To our 2019 World Cup Champion @USWNT: you have inspired the entire country — and New York City knows how to celebrate champions. We’ll see you Wednesday at 9:30 AM for the Ticker Tape Parade down the Canyon of Heroes. #OneNationOneTeam pic.twitter.com/bwCEoJYg3r
— Mayor Bill de Blasio (@NYCMayor) July 7, 2019
The US women's soccer team won its second consecutive FIFA Women's World Cup and record-extending fourth title. The American team also won the World Cup in 1991, 1999 and 2015. For Sunday's win, Megan Rapinoe scored a penalty goal in the second half, giving the Americans a 1-0 lead, and then Rose Lavelle added a second point to the scoreboard with a shot in the 69th minute.
The 2019 World Cup took place at Stade de Lyon in France and was attended by 57,900 people.
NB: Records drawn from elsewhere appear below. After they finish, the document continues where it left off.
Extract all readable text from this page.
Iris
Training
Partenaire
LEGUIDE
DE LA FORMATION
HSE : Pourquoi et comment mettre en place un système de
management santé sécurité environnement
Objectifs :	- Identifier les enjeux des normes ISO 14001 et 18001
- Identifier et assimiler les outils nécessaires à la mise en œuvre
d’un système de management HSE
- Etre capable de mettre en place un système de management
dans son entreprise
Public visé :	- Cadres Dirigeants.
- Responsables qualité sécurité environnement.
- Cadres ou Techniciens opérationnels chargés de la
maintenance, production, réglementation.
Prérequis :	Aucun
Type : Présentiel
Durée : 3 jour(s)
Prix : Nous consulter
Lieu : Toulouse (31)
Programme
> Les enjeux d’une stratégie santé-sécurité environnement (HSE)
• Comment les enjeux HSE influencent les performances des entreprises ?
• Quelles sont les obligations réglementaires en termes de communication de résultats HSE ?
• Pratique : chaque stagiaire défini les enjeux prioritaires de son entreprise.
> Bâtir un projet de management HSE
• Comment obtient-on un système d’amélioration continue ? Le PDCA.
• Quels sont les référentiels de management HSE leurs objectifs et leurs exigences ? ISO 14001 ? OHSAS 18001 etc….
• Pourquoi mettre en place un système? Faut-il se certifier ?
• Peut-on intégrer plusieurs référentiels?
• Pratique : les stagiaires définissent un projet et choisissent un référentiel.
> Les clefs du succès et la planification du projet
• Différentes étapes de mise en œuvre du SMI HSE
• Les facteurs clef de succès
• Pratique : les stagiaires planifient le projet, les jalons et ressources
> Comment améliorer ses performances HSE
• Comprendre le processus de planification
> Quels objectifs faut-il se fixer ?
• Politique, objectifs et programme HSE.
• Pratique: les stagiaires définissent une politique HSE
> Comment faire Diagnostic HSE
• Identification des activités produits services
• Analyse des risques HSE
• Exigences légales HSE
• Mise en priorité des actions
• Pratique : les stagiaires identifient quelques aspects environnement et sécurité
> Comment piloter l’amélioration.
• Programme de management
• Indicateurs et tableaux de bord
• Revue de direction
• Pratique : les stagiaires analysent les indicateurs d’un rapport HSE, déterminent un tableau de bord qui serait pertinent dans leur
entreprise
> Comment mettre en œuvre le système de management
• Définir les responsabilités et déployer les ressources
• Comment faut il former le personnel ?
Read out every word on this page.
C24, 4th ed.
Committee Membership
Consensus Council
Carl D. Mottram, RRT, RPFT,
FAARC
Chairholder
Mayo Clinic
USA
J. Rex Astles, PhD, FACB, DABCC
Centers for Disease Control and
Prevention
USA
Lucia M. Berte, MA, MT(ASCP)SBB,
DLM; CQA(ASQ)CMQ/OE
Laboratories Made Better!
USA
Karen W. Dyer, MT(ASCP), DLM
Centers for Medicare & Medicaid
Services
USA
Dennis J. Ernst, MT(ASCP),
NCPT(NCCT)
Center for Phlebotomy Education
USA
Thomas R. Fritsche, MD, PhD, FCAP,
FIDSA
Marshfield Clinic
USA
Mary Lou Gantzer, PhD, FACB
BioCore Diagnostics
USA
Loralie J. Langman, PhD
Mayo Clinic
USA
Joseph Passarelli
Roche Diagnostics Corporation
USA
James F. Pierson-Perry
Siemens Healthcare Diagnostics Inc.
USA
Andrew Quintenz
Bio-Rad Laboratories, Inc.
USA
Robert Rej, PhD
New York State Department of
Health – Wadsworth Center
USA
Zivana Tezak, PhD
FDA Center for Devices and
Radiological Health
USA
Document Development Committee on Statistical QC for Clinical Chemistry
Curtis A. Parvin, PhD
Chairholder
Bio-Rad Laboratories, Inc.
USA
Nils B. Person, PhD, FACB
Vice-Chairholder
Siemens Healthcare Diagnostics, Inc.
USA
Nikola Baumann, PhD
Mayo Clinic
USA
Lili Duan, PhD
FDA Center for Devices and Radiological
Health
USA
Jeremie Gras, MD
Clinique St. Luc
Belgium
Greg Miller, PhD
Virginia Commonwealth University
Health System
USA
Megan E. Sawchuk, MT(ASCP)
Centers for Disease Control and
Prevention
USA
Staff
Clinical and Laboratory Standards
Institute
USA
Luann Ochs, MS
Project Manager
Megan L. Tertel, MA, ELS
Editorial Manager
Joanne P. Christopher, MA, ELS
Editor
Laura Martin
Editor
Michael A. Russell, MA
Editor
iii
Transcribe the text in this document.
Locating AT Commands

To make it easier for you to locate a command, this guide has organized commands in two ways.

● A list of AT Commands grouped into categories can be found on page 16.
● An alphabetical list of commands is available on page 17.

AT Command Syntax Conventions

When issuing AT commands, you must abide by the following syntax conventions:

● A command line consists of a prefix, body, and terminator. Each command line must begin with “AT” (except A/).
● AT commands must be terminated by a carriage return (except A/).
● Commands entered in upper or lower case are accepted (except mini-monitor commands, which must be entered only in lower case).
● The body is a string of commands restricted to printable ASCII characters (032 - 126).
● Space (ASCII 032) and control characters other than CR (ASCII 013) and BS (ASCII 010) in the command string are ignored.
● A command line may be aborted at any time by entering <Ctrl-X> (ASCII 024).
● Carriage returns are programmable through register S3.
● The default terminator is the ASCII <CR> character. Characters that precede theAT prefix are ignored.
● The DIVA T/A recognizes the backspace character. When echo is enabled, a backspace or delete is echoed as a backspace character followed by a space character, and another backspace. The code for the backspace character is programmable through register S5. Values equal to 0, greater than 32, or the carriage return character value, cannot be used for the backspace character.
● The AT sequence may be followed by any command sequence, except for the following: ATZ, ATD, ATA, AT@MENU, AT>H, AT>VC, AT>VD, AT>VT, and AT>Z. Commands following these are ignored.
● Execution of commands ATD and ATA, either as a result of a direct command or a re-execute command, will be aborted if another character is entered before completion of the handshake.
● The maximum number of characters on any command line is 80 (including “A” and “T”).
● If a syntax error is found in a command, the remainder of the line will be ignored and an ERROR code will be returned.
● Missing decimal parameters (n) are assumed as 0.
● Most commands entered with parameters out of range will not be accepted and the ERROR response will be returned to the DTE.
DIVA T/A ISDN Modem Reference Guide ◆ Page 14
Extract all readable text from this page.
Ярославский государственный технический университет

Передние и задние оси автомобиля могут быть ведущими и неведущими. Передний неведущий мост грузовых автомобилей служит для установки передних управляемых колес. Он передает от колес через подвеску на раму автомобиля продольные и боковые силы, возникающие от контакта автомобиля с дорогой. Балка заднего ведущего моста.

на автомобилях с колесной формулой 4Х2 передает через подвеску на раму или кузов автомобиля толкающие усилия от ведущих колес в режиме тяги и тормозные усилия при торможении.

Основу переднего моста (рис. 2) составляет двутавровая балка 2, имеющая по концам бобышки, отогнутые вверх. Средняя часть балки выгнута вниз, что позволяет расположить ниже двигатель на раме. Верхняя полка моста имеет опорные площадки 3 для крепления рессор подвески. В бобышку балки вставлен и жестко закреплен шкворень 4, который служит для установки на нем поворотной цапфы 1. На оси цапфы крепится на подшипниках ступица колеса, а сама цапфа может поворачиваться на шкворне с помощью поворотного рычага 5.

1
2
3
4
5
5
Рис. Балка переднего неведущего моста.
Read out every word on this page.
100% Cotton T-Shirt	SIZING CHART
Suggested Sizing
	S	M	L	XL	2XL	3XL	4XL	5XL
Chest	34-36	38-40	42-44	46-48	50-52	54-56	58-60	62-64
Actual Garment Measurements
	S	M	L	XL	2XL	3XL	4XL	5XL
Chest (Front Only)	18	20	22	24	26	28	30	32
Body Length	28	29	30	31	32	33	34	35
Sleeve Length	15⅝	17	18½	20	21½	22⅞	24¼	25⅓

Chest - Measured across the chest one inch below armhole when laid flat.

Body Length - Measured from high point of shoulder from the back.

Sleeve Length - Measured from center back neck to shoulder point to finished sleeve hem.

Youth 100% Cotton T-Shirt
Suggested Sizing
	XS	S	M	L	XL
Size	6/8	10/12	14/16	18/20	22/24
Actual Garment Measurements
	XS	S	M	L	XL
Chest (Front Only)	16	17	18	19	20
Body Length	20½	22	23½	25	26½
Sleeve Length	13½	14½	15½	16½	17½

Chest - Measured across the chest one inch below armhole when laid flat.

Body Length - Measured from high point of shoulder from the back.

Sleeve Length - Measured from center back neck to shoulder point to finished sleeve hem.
Since the first ticker tape parade in 1886, New York has hosted 206 marches up Broadway from the Battery to City Hall, according to the Alliance for Downtown New York, a commercial advocacy, research, and information group. Each parade is marked with a granite strip along the parade route.
The last one in July 2015 also honored the soccer team after its defeat of Japan 5-2.
The ticker tape machine was invented in 1867 to record telegraphed stock trades for brokerage firms located in Lower Manhattan, the city's financial district. The machine spit out inch-wide ribbons of paper printed with the trades. Office workers learned that handfuls of ticker tape thrown into the air created a dramatic effect.
"Contemporary accounts of the earliest ticker-tape parades describe the cascade of scrap paper as a spontaneous gesture on the part of spectators inspired by the festivities outside their windows," according to the Alliance.
The parades generate literally tons of paper and other debris, the NYC Department of Sanitation says.
For example, the 336 men and women assigned parade cleanup collected 34.06 tons of confetti and other trash after the 2012 parade in honor of the New York Giants Super Bowl XLVI Win.